A Reply to: Should a Rich Genome Variant File End the Storage of Raw Read Data?

Before you read my post, you might want to zip over to Complete Genomic’s blog where C.S.O. Dr. Rade Drmanac wrote an entry titled “Should a Rich Genome Variant File End the Storage of Raw Read Data?”  It’s an interesting perspective where he suggests that, as the article’s title might indicate, we should only be keeping a rich variant file as the only trace of a sequencing run.

I should mention that I’m really not going to distinguish between storing raw reads and storing aligned reads – you can go from one to the other by stripping out the alignment information, or by aligning to a reference template.  As far as I’m concerned, no information is lost when you align, unlike moving to a rich variant file (or any other non-rich variant file, for that matter.)
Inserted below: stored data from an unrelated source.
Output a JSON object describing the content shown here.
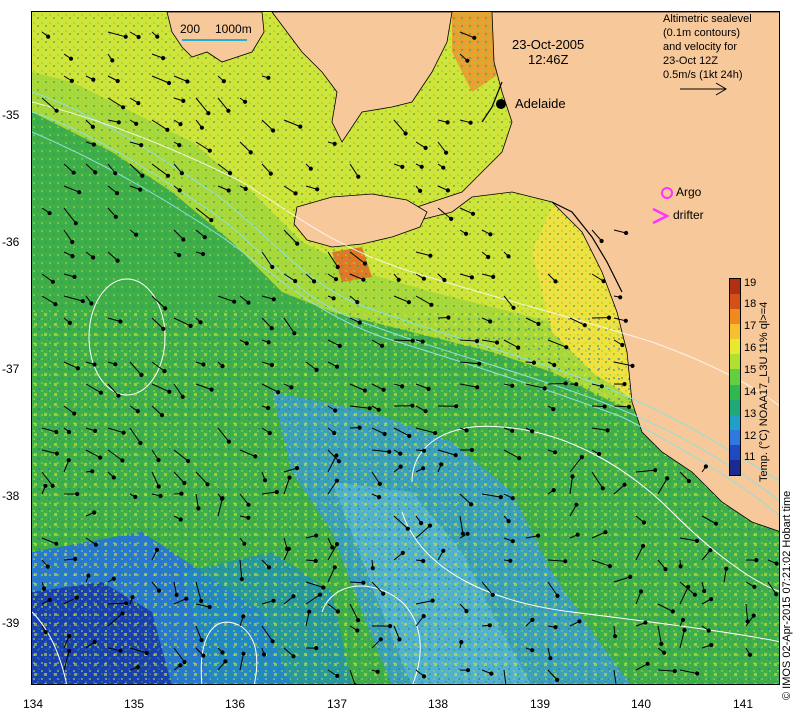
{
  "title": {
    "date": "23-Oct-2005",
    "time": "12:46Z"
  },
  "scale_bar": {
    "label_left": "200",
    "label_right": "1000m"
  },
  "legend": {
    "lines": [
      "Altimetric sealevel",
      "(0.1m contours)",
      "and velocity for",
      "23-Oct 12Z",
      "0.5m/s (1kt 24h)"
    ],
    "argo_label": "Argo",
    "drifter_label": "drifter",
    "argo_color": "#ff33ff",
    "drifter_color": "#ff33ff"
  },
  "place": {
    "name": "Adelaide"
  },
  "colorbar": {
    "title": "Temp. (°C) NOAA17_L3U 11% ql>=4",
    "ticks": [
      "19",
      "18",
      "17",
      "16",
      "15",
      "14",
      "13",
      "12",
      "11"
    ],
    "colors": [
      "#b03010",
      "#d45018",
      "#f08a20",
      "#f8c030",
      "#e8e830",
      "#b0e030",
      "#60d040",
      "#30b850",
      "#20a878",
      "#20a0c8",
      "#3078e0",
      "#2048c0",
      "#1a2a90"
    ]
  },
  "axes": {
    "lat_ticks": [
      "-35",
      "-36",
      "-37",
      "-38",
      "-39"
    ],
    "lon_ticks": [
      "134",
      "135",
      "136",
      "137",
      "138",
      "139",
      "140",
      "141"
    ]
  },
  "credit": "© IMOS 02-Apr-2015 07:21:02 Hobart time",
  "colors": {
    "land": "#f7c89a",
    "sea_warm": "#c8e030",
    "sea_mid": "#4ab84a",
    "sea_cool": "#3a9ed0",
    "sea_cold": "#1a48b0"
  }
}
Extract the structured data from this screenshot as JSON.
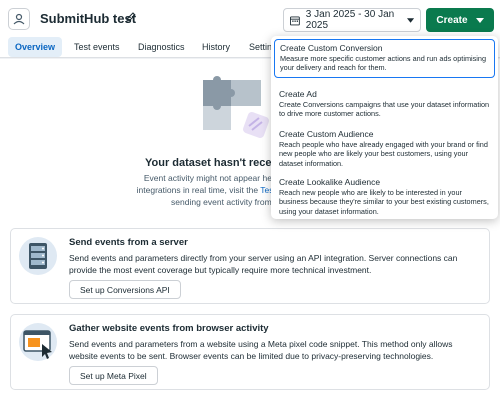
{
  "header": {
    "title": "SubmitHub test",
    "date_range": "3 Jan 2025 - 30 Jan 2025",
    "create_label": "Create"
  },
  "tabs": [
    {
      "label": "Overview",
      "active": true
    },
    {
      "label": "Test events",
      "active": false
    },
    {
      "label": "Diagnostics",
      "active": false
    },
    {
      "label": "History",
      "active": false
    },
    {
      "label": "Settin",
      "active": false
    }
  ],
  "empty_state": {
    "title": "Your dataset hasn't receiv",
    "line1": "Event activity might not appear here for up to 3",
    "line2_a": "integrations in real time, visit the ",
    "line2_link": "Test events tab",
    "line2_b": ". F",
    "line3": "sending event activity from a ser"
  },
  "cards": [
    {
      "title": "Send events from a server",
      "desc": "Send events and parameters directly from your server using an API integration. Server connections can provide the most event coverage but typically require more technical investment.",
      "button": "Set up Conversions API"
    },
    {
      "title": "Gather website events from browser activity",
      "desc": "Send events and parameters from a website using a Meta pixel code snippet. This method only allows website events to be sent. Browser events can be limited due to privacy-preserving technologies.",
      "button": "Set up Meta Pixel"
    }
  ],
  "dropdown": {
    "items": [
      {
        "title": "Create Custom Conversion",
        "desc": "Measure more specific customer actions and run ads optimising your delivery and reach for them."
      },
      {
        "title": "Create Ad",
        "desc": "Create Conversions campaigns that use your dataset information to drive more customer actions."
      },
      {
        "title": "Create Custom Audience",
        "desc": "Reach people who have already engaged with your brand or find new people who are likely your best customers, using your dataset information."
      },
      {
        "title": "Create Lookalike Audience",
        "desc": "Reach new people who are likely to be interested in your business because they're similar to your best existing customers, using your dataset information."
      }
    ]
  },
  "colors": {
    "primary_green": "#0a7a4e",
    "link_blue": "#0a66c2",
    "highlight_border": "#1877f2"
  }
}
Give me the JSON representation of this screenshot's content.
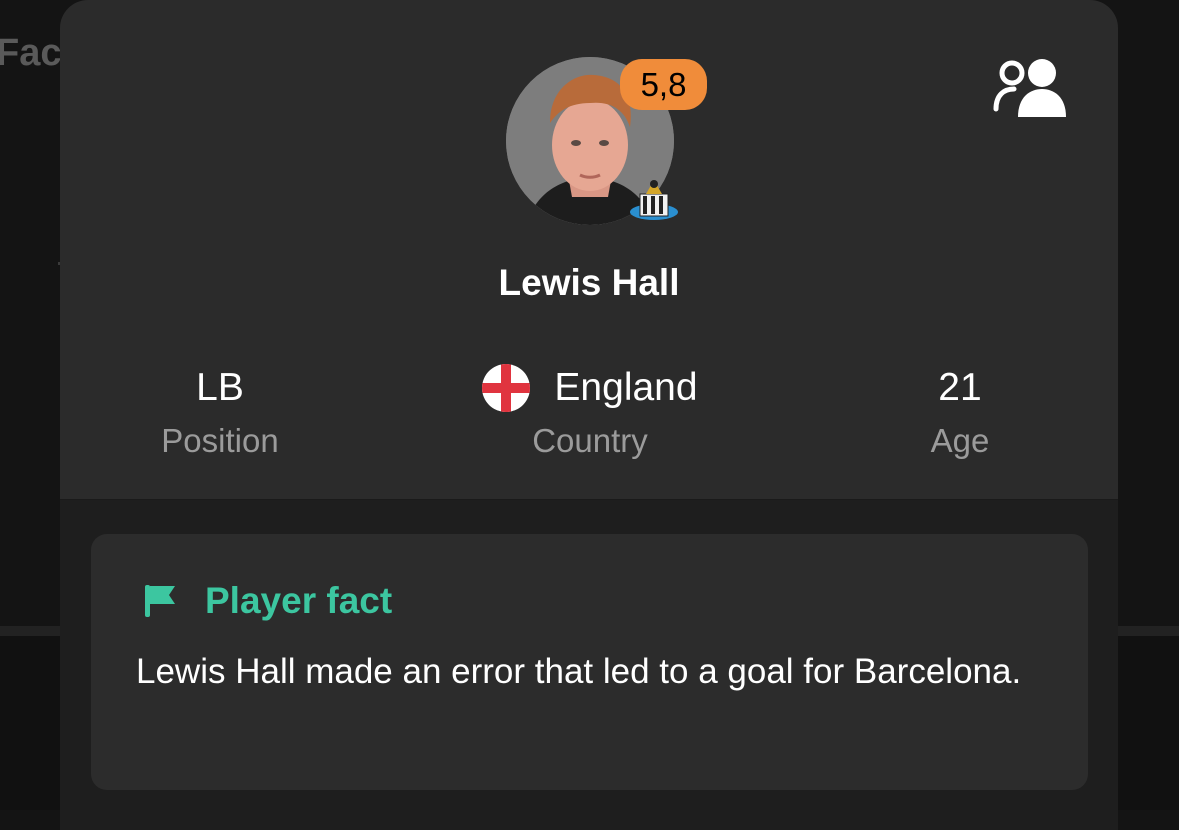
{
  "background": {
    "partial_heading": "Fact"
  },
  "player": {
    "name": "Lewis Hall",
    "rating": "5,8",
    "rating_color": "#f08c3a",
    "photo_icon": "player-photo",
    "club_icon": "newcastle-crest-icon"
  },
  "header": {
    "compare_icon": "compare-players-icon"
  },
  "stats": {
    "position": {
      "value": "LB",
      "label": "Position"
    },
    "country": {
      "value": "England",
      "label": "Country",
      "flag_icon": "england-flag-icon"
    },
    "age": {
      "value": "21",
      "label": "Age"
    }
  },
  "fact": {
    "title": "Player fact",
    "text": "Lewis Hall made an error that led to a goal for Barcelona.",
    "accent_color": "#3cc6a0",
    "icon": "flag-icon"
  }
}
I can certainly see the attraction of deleting the raw or aligned data – much of the data we store is never used again, takes up space and could be regenerated at will from frozen samples of DNA, if needed.  As a scientist, I’ve very rarely have had to go back into the read-space files and look at the pre-variant calling data – and only a handfull of times in the past 2 years.  As such, it really doesn’t make much sense to store alignments, raw reads or other data. If I needed to go back to a data set, it would be (could be?) cheaper just to resequence the genome and regenerate the missing read data.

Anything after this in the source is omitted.